One of the main arguments against network neutrality typically is made by telecoms network operators, is that the services of major content providers (such as the Google, Facebook and Netflix) consume considerable bandwidth, but those providers do not contribute to, or in anyway bear the cost for, maintaining the infrastructure upon which their services are delivered. Hence Digicel ad blocking initiative – which reportedly is the first globally to be implemented by a network operator, and so is being closely watched – potentially could give operators control over some of the content that is being carried over their network. More importantly, it could give them bargaining power when engaging content providers, since although the content providers’ service itself might not be blocked, the means by which they generates revenue, through ads, would be under threat.

Bargaining with large content providers at the expense of the smaller ones

Although Digicel hopes to bring the Googles, Yahoos and Facebooks of the world to the negotiating table, the company plans to block all ads both on the mobile web and in mobile apps. It therefore means that the ads placed in all apps on a Digicel customer’s smartphone will be blocked.

Before we, the app users, jump for joy, do consider the following:

  • Through their apps, most developers are trying fulfil a perceived need or void in the market
  • Only a select few of the thousand of apps on the market ever generate enough revenues to recover the cost of their development
  • Generally, we the users are reluctant to pay for apps; hence the majority of them are free in order to gain an audience or customer base
  • Consequently, most app developers have had to rely on ads embedded in their free apps to try to generate revenue.

In a nutshell, blocking the ads would obliterate a critical income stream upon which most developers and their teams rely. However, their demise may just be collateral damage in a battle between network operators and major content providers.

Caribbean app development likely to be in the skids

Having said this, it is important to emphasise that should Digicel’s ad blocking plan eventuate, the Caribbean app development community would not be immune from its effects.

With few exceptions, the majority of the apps developed in the Caribbean are locally driven, that is, seeking to address very specific, national needs. Further, the apps that are having an impact are usually those focussed on the issues of individuals in the lower socio-economic brackets, for whom it is crucial to eliminate as many barriers to take-up (such as price) as possible.
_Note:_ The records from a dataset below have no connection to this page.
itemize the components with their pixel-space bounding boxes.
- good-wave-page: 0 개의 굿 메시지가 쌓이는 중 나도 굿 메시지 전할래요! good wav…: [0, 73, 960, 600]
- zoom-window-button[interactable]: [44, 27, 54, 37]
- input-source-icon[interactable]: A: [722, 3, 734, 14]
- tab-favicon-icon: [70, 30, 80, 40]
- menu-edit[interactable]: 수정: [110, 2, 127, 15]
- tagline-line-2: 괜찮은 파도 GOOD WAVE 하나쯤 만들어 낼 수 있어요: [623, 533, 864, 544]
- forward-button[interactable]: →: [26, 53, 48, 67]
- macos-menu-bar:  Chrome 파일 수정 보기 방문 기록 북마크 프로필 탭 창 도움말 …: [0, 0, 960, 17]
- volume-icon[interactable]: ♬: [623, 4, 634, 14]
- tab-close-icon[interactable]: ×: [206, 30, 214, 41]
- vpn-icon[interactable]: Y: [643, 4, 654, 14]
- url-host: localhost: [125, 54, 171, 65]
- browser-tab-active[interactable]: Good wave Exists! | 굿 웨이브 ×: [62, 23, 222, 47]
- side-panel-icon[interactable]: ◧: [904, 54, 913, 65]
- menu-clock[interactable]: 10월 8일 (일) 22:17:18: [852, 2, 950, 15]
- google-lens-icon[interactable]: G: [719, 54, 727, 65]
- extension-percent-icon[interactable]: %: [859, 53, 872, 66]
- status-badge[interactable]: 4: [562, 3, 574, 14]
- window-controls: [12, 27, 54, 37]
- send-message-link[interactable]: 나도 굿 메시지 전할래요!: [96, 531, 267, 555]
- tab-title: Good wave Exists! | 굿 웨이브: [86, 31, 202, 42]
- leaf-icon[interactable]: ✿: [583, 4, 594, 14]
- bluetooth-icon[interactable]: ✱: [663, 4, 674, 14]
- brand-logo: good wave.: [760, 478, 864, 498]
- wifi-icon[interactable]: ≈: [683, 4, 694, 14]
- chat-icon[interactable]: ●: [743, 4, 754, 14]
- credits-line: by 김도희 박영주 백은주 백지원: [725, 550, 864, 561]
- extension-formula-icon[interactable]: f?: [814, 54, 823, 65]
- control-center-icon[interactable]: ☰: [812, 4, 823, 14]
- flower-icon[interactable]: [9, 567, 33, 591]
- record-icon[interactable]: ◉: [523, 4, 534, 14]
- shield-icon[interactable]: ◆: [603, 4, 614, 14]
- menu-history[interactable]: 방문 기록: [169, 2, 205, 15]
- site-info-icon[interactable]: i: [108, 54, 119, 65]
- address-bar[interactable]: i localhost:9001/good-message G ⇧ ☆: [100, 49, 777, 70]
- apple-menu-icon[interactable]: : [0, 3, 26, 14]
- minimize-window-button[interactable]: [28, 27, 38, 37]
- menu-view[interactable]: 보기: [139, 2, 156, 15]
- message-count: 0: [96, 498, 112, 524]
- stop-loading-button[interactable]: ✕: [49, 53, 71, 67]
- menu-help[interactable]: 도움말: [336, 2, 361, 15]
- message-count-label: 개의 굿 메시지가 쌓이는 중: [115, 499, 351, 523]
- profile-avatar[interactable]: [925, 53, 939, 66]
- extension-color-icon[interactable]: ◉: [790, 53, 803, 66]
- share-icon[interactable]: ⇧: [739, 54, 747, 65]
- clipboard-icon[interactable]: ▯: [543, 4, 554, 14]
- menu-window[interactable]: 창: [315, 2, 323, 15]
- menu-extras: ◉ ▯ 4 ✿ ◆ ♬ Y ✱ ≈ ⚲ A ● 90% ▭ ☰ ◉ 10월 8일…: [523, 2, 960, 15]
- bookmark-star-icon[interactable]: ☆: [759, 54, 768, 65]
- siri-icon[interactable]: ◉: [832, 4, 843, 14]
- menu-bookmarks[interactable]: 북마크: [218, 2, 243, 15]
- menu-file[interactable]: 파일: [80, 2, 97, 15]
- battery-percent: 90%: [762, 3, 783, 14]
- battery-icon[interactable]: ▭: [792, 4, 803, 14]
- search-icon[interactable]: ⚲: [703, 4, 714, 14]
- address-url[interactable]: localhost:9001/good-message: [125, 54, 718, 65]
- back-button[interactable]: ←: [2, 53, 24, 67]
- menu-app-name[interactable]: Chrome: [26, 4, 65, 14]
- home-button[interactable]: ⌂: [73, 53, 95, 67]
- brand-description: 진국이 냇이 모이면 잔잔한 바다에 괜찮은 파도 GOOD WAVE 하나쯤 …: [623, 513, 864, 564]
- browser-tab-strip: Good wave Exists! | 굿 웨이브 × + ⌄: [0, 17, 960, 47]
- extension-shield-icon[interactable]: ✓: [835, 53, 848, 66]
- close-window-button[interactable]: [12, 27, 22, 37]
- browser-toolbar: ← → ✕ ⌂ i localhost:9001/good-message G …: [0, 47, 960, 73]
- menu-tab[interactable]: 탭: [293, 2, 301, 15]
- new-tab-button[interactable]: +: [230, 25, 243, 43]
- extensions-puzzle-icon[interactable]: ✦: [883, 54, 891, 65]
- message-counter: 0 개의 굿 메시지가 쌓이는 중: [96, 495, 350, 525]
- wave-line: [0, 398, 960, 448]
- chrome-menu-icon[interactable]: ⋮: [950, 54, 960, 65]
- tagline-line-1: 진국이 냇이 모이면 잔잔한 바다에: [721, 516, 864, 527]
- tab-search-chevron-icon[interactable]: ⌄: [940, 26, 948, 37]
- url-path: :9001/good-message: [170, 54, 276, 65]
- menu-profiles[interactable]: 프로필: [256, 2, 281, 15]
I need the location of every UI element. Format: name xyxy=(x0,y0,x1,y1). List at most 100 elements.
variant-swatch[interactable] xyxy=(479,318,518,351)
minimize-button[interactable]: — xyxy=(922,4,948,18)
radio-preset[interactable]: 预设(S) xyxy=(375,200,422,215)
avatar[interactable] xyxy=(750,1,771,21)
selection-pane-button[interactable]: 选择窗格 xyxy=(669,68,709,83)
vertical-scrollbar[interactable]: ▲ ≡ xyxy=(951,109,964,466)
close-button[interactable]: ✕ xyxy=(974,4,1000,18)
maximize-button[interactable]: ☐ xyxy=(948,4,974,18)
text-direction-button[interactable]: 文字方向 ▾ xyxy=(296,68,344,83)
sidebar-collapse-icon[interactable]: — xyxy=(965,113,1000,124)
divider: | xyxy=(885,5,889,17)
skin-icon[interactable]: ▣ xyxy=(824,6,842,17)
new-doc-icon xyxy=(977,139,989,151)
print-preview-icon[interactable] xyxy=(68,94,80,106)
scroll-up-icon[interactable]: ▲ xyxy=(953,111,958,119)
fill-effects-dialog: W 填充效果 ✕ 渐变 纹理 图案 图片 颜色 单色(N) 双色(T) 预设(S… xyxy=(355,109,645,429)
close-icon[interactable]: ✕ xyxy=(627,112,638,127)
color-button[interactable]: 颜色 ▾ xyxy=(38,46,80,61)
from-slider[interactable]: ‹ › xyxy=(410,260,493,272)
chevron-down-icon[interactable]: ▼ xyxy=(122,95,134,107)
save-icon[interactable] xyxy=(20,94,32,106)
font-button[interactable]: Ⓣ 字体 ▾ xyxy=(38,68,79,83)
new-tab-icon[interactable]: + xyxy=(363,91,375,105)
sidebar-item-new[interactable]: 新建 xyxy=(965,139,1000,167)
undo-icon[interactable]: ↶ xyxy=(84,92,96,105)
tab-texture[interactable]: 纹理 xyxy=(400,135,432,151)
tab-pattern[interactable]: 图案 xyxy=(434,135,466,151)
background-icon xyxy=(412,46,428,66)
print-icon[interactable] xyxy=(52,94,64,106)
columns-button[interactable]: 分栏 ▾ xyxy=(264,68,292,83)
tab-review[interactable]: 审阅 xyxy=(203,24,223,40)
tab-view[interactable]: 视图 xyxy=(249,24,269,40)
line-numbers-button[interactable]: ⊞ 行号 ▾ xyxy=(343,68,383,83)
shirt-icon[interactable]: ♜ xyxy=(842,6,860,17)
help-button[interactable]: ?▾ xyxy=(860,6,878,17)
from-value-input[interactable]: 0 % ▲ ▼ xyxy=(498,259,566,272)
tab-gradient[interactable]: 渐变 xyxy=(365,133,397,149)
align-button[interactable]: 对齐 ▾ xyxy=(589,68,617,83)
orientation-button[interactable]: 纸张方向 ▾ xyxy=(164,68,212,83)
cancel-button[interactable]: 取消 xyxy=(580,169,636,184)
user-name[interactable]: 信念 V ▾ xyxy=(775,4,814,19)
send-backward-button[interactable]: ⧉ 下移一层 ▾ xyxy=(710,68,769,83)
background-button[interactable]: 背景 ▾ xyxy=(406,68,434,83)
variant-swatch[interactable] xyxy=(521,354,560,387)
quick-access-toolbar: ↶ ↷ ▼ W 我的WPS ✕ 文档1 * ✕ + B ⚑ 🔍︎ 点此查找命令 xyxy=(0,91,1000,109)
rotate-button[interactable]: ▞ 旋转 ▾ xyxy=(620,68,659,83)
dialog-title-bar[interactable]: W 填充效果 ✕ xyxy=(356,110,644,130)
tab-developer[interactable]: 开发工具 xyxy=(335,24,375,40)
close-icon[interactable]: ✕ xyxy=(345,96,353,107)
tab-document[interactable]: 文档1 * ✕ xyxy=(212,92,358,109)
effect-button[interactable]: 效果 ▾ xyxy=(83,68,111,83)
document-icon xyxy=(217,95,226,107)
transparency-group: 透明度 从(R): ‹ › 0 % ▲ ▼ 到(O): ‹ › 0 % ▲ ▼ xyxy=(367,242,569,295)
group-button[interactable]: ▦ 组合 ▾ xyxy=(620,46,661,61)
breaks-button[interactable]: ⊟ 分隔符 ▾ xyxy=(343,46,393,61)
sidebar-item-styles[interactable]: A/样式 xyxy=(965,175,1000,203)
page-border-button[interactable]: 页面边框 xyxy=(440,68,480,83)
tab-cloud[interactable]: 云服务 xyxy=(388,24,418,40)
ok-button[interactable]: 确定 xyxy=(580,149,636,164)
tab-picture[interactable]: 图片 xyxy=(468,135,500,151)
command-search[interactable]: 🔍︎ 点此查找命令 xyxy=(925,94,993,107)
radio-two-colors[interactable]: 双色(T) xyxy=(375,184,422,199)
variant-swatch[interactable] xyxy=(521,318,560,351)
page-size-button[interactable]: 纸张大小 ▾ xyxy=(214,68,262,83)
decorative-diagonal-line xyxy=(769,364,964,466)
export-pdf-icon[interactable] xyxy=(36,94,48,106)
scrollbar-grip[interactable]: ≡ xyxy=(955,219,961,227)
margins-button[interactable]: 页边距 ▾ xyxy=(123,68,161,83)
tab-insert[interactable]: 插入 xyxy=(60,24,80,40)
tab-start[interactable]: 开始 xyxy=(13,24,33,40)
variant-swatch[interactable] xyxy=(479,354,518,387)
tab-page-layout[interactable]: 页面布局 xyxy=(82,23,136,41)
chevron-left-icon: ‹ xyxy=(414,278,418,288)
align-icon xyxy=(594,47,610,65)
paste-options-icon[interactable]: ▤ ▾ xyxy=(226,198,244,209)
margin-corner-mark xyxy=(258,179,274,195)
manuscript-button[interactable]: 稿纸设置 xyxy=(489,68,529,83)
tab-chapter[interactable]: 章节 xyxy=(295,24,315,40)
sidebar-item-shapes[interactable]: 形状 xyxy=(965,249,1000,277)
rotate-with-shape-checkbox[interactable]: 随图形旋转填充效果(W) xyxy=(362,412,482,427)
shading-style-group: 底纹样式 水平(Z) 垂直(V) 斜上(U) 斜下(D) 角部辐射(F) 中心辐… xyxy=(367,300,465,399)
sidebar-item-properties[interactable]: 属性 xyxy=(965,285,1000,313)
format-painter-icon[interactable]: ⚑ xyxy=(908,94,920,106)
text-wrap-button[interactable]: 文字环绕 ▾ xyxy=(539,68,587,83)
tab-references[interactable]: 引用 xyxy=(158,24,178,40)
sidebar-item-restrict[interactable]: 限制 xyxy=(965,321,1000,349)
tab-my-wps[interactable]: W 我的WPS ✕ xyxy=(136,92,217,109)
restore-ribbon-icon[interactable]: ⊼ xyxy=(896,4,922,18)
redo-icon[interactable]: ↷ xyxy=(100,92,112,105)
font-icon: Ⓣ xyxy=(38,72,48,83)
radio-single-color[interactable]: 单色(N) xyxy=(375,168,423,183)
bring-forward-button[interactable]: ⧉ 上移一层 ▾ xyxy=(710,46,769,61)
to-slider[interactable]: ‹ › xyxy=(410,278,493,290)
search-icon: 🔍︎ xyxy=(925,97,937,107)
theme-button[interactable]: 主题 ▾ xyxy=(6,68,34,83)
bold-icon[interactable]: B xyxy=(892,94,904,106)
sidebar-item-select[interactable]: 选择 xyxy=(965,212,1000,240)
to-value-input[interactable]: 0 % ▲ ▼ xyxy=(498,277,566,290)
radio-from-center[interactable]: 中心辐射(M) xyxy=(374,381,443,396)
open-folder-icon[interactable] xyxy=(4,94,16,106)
Additionally, although many of the region’s governments, and by extension the countries, are benefitting from some of the local apps being developed and from other initiatives, such open data, frequently they are not compensating the developer teams for their products. Instead, there is an expectation that the developers will figure out ways of generating revenues – in an environment where freeness is expected – which frequently means a reliance on advertising.

It should thus be of great concern that whatever ad blocking technology Digicel plans to introduce could, at the very least, make the region an unattractive market for app take-up. Apps that we might love to access may no longer be available for download in the Caribbean. Further, our local developers may opt instead to create products for overseas markets that are more welcoming of their efforts and the need recover their costs through ad placements.

At the other end of the spectrum, it is also possible that tech innovation, which policymakers have been trying to encourage, could be stifled. Additionally, one might also find that Caribbean problems that could benefit for apps and other digital solutions may not be readily solved, since an ad-based business model may in no way be viable to recover costs.